Когда Майер по рации сообщил об этом вертолетчикам, те прибежали, как ошпаренные, попрыгали пингвинами в аппарат, отогнали зевак как можно дальше от винтов, защелкали тумблерами. Потом запустили могучие двигатели, разогнали лопасти такой ужасающей величины, что, казалось, сами горы вот‑вот начнут пятиться, с большим трудом вырвали машину из зыбуна и перелетели на другое место, твердое, но гораздо менее удобное для погрузки. Так что весь оставшийся световой день обстрелянная неизвестным башибузуком экспедиция ишачила долго и нудно. А они первоначально планировали уложить все сборы в три часа…

Казалось бы, всё, что могло произойти в этом каньоне‑оазисе, уже произошло. В общем‑то, так оно и было, но уже перед самым взлётом иностранцы с округлившимися глазами притащили на борт еще одну находку.

Глава 4

«NORD‑экстрим»

«Бортпроводник рассаживает пассажиров в салоне. Доверительным шепотом он говорит трясущейся от страха пожилой пассажирке, ласково провожая ее на первый ряд третьего салона, где достаточно просторно:

— Проходите сюда, бабушка, тут вы ноги и протянете»

Авиационный анекдот

«Выжить в самолете, терпящем аварию, очень нелегко. Но, если использовать новые технологии, у терпящих бедствие появляется шанс. Как мы предполагаем, самолет падает с небес не сразу, а имея в запасе некоторое количество времени. Вот в этот момент и срабатывает новая система спасения пассажиров, а именно: в салоне включается так называемый пенообразователь, пена которого не горит, она не вредна для кожи и имеет отличные эластичные свойства. Пассажиры в это время, как и положено, надевают кислородные маски с полной защитой лица, и погружаются в эту пену. Пена, окисляясь на воздухе (или иным способом) быстро твердеет. При падении авиалайнера именно эта пена снимает часть нагрузок на тело человека путем собственной деформации, а также предохраняет его от огня…»

Из рацпредложения

" ‑ Мамочка дорогая, не бойся! Когда я стану большой тётенькой и вырасту сильной, я обязательно построю железную дорогу до Норильска и мы с тобой никогда, никогда больше не будем летать самолетами!!!»

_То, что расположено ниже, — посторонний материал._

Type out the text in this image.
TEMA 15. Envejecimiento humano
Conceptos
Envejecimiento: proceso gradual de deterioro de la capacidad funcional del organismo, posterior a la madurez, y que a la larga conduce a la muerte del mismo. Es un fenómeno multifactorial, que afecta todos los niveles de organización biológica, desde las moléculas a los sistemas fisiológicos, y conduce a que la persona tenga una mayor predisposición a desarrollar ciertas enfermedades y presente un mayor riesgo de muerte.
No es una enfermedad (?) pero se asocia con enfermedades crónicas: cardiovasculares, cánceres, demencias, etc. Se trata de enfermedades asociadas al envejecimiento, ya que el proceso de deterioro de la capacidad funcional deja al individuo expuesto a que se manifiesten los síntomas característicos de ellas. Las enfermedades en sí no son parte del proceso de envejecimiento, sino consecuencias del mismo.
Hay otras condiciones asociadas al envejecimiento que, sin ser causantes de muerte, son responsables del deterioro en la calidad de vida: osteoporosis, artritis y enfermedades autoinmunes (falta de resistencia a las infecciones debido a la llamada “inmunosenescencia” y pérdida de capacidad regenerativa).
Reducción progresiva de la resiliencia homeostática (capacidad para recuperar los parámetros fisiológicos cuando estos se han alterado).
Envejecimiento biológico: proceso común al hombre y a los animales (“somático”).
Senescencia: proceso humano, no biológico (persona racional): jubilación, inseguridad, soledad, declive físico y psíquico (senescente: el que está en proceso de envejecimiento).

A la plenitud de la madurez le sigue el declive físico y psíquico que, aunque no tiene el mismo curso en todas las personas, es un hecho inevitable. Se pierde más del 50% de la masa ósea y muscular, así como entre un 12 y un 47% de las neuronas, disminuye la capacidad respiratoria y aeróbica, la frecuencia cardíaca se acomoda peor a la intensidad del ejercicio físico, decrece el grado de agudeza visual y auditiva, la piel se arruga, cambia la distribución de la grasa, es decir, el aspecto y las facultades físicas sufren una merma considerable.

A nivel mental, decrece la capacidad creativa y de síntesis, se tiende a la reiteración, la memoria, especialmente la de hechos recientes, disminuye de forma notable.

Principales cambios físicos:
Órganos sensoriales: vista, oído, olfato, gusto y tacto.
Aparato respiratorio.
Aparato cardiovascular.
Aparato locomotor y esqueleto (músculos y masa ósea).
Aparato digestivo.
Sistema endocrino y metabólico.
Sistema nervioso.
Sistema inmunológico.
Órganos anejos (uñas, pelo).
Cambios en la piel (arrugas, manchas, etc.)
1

Из заявления маленькой норильчанки

«Только самолетом можно долететь».

Это так. Такова уж судьба северянина. Крылатая фраза из песни советских времен в других временах порой фраза звучит фатально. Нам все еще говорят, что самолет ‑ самый безопасный вид транспорта. Но не говорят, что этот же вид транспорта более всех других зависит от стихий и человеческих ошибок. С нарастанием на нашей планете истерии климата и ростом нравственной самостоятельности индивидуума, готового плевать на чужие мнения и желания такая зависимость не радует. Проходит время, заглаживая очередные душевные травмы причастных, но неизбежно происходит новая катастрофа и вновь весь кошмар произошедшего не даст нам дышать. Часто ни с кем из погибших мы не были знакомы лично, но, конечно, знали всех их, светлой им памяти… А как же еще может быть в маленьком городе, где каждое встреченное лицо давно отложено в долгосрочной памяти? Мы не раз стояли рядом в очередях, открывали двери в магазин, брали почту на лестничной площадке и гуляли по Ленинскому проспекту. Родные лица ‑ именно так мы чувствуем место своего жития и именно из‑за нехватки этих лиц чувствуем себя чужими в Дудинке.

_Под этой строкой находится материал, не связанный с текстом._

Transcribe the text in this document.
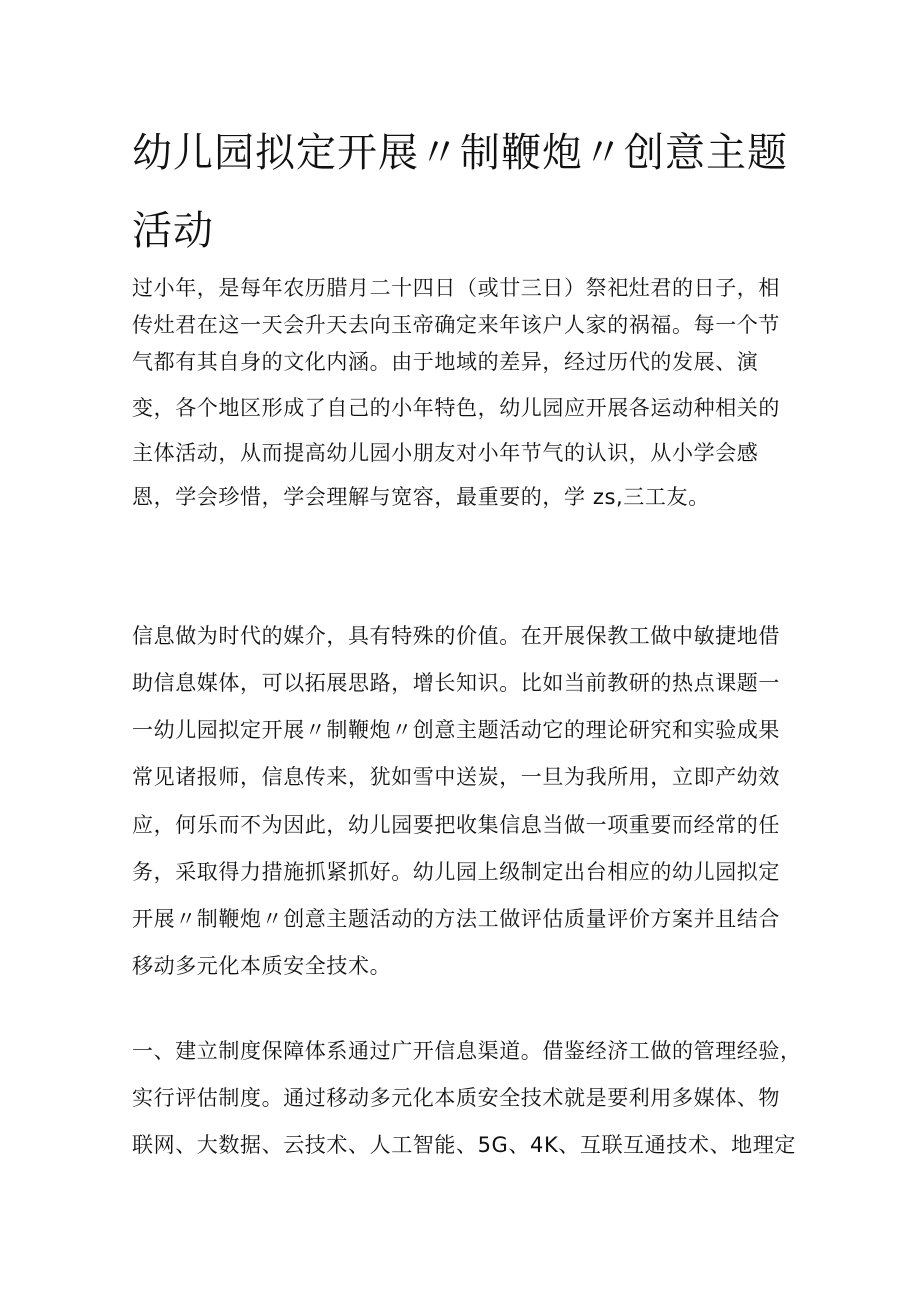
幼儿园拟定开展〃制鞭炮〃创意主题
活动
过小年，是每年农历腊月二十四日（或廿三日）祭祀灶君的日子，相
传灶君在这一天会升天去向玉帝确定来年该户人家的祸福。每一个节
气都有其自身的文化内涵。由于地域的差异，经过历代的发展、演
变，各个地区形成了自己的小年特色，幼儿园应开展各运动种相关的
主体活动，从而提高幼儿园小朋友对小年节气的认识，从小学会感
恩，学会珍惜，学会理解与宽容，最重要的，学 zs,三工友。
信息做为时代的媒介，具有特殊的价值。在开展保教工做中敏捷地借
助信息媒体，可以拓展思路，增长知识。比如当前教研的热点课题一
一幼儿园拟定开展〃制鞭炮〃创意主题活动它的理论研究和实验成果
常见诸报师，信息传来，犹如雪中送炭，一旦为我所用，立即产幼效
应，何乐而不为因此，幼儿园要把收集信息当做一项重要而经常的任
务，采取得力措施抓紧抓好。幼儿园上级制定出台相应的幼儿园拟定
开展〃制鞭炮〃创意主题活动的方法工做评估质量评价方案并且结合
移动多元化本质安全技术。
一、建立制度保障体系通过广开信息渠道。借鉴经济工做的管理经验，
实行评估制度。通过移动多元化本质安全技术就是要利用多媒体、物
联网、大数据、云技术、人工智能、5G、4K、互联互通技术、地理定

Увы, это про летчиков говорят, что они не погибают, а просто улетают и не возвращаются… Пассажиры лишены даже этой последней романтики ‑ они именно гибнут, семьями, в обнимку, в последние секунды беспомощно прижимаясь друг к другу. Если маленькие детки в такой момент чего‑то не понимают, то матери еще отчаянно пытаются обратить последний адреналин в средство спасения ‑ кладут детей на пол, держа их за руки, укутывают в свое мягкое тело… В шоке отцы, они не смогли реализовать себя как воины и защитники, не смогли выполнить важнейшее предначертание в жизни: спасти семью в самый страшный момент бытия.

«Они опять упали», говорим мы. Особенно страшно, когда в авиакатастрофе погибают дети. В такой страшный день хочешь верить, что все дети ‑ ангелы, и сегодня ангелов в небе прибавилось.

Редко это происходит по технической причине, очень редко. Сплошь и рядом с авиакатастрофой соседствует пресловутый человеческий фактор. Как это было в небе над Донецком в памятном августе 2006 года. Мокрые от августовской гонки пилоты сначала просили смены курса, видя впереди лиловый грозовой фронт. Добро им дали, но сам пролет не запретили. И тогда летчики самонадеянно решили потягаться с облаками, экономя горючее, ибо Россия мигрирует сезонно, отпускники магнитом притягиваются к «территориям летней мечты»: самый покос идет…

Бабло побеждает разум. Вот и этих премиями победили. И убили.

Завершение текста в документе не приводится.